« Dans le domaine de l’histoire, c’est quelqu’un qui a été innovant, il a su montrer une nouvelle manière d’appréhender le passé. Ses travaux sur la présence noire en France sont fondateurs », dit de lui l’historien Pascal Blanchard, spécialiste de la colonisation.
« C’est un praticien, qui enseigne, qui sait ce que sait que d’être devant une classe d’élèves! C’est bien d’aller chercher un pédagogue au moment où il y a un mal-être chez les enseignants », ajoute-t-il, saluant également « quelqu’un à l’écoute de la diversité » et « connaît les enjeux internationaux ».
« Sur tout ce qui touche aux minorités, il incarne des orientations qui ne sont certainement pas celles que Jean-Michel Blanquer (son prédécesseur) a mises en œuvre », analyse le sociologue Michel Wieviorka. « Il a également la chance de pouvoir nous faire circuler entre différentes cultures », les États-Unis, l’Afrique et la France.
Ancien élève de l’École normale supérieure de Saint-Cloud, agrégé d’histoire et titulaire d’un doctorat obtenu à l’École des Hautes Études en Sciences Sociales (EHESS), Pap Ndiaye est le frère aîné de l’écrivaine Marie NDiaye, prix Goncourt 2009.
Il a étudié aux États-Unis de 1991 à 1996 et s’est fait connaître du grand public en publiant en 2008 « La Condition noire, essai sur une minorité française », son ouvrage de référence.
En 2019, toujours avec l’envie de vulgariser ses sujets d’étude, il devient conseiller scientifique de l’exposition « Le modèle noir », au Musée d’Orsay à Paris, sur la représentation des Noirs dans les arts visuels. Plus récemment, il a co-présenté en 2020 un rapport sur la diversité à l’Opéra de Paris.
Lors de son arrivée à la tête du Musée national français de l’histoire de l’immigration en mars 2021, il déclarait à l’AFP que sa nomination était un symbole pour les jeunes « non-blancs », même si elle était « d’abord due » à son travail d’historien et à sa « longue carrière d’universitaire ». « Je m’assume tel quel avec ma couleur de peau », ajoutait-il.
Réputé partisan du consensus, sa personnalité pourrait être un atout pour favoriser la réconciliation avec le monde enseignant, très critique à l’égard du ministre sortant, Jean-Michel Blanquer.
« Il est diplomate dans sa façon d’être aux autres. C’est bien car c’est un ministère qui a besoin de diplomatie », estime Pascal Blanchard.
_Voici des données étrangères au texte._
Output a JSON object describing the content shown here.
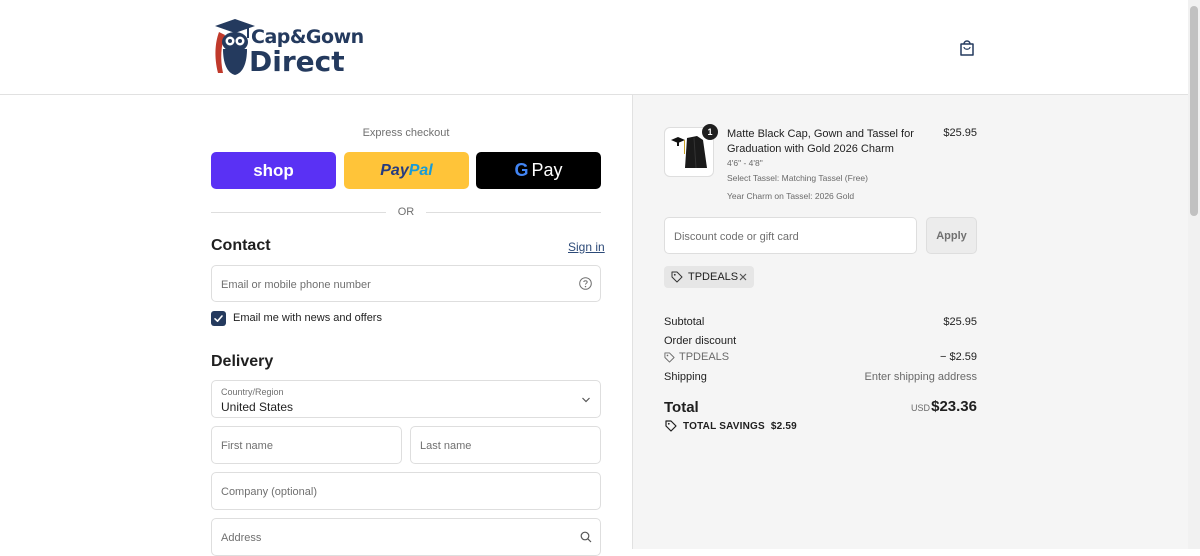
{
  "header": {
    "logo_line1": "Cap&Gown",
    "logo_line2": "Direct",
    "bag_icon": "shopping-bag-icon"
  },
  "express": {
    "label": "Express checkout",
    "shop_label": "shop",
    "paypal_part1": "Pay",
    "paypal_part2": "Pal",
    "gpay_g": "G",
    "gpay_label": "Pay",
    "or_text": "OR"
  },
  "contact": {
    "title": "Contact",
    "sign_in": "Sign in",
    "email_placeholder": "Email or mobile phone number",
    "newsletter_label": "Email me with news and offers",
    "newsletter_checked": true
  },
  "delivery": {
    "title": "Delivery",
    "country_label": "Country/Region",
    "country_value": "United States",
    "first_name_placeholder": "First name",
    "last_name_placeholder": "Last name",
    "company_placeholder": "Company (optional)",
    "address_placeholder": "Address"
  },
  "order": {
    "item": {
      "quantity": "1",
      "title": "Matte Black Cap, Gown and Tassel for Graduation with Gold 2026 Charm",
      "size": "4'6\" - 4'8\"",
      "tassel": "Select Tassel: Matching Tassel (Free)",
      "charm": "Year Charm on Tassel: 2026 Gold",
      "price": "$25.95"
    },
    "discount_placeholder": "Discount code or gift card",
    "apply_label": "Apply",
    "applied_code": "TPDEALS",
    "subtotal_label": "Subtotal",
    "subtotal_value": "$25.95",
    "order_discount_label": "Order discount",
    "discount_code": "TPDEALS",
    "discount_value": "− $2.59",
    "shipping_label": "Shipping",
    "shipping_value": "Enter shipping address",
    "total_label": "Total",
    "total_currency": "USD",
    "total_value": "$23.36",
    "savings_label": "TOTAL SAVINGS",
    "savings_value": "$2.59"
  },
  "colors": {
    "brand": "#243a5e",
    "shop": "#5a31f4",
    "paypal": "#ffc439",
    "gpay": "#000000"
  }
}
« C’est quelqu’un de très réfléchi, très posé », abonde Michel Wieviorka. « S’il a les moyens d’avoir la politique qu’il peut incarner, comme personnalité intellectuelle, je pense que nous irons dans une direction nouvelle ».
Pour Louis-Georges Tin, ex-président du Conseil représentatif des associations noires (CRAN), dont Pap Ndiaye a été vice-président du conseil scientifique, c’est également « quelqu’un qui arrive à pacifier les tensions », qui « crée du consensus par le haut » et « respectueux ».
L’arrivée à l’Éducation nationale de Pap Ndiaye, qui avait signé en 2012 une tribune appelant à voter pour François Hollande, suscite la surprise.
« Je suis stupéfait de cette nouvelle. Pour moi Pap Ndiaye n’était pas du tout là dedans. Ce qui est sûr c’est qu’il fallait "déblanquériser" l’Éducation nationale », a réagi auprès de l’AFP le député La France Insoumise (LFI, gauche radicale) Alexis Corbière. Mais « ce coup médiatique, le seul de ce gouvernement terne, ne désamorcera pas la profonde colère dans l’Éducation nationale », estime-t-il.
Pour le principal syndicat enseignant du second degré, le Snes-FSU, « la nomination de Pap Ndiaye est une rupture avec Jean-Michel Blanquer à plus d’un titre ». Mais « l’Éducation nationale ne se gouverne pas uniquement à coup de symboles », met-il en garde dans un communiqué. « Les urgences sont réelles, des réponses rapides sont attendues, notamment en matière salariale ».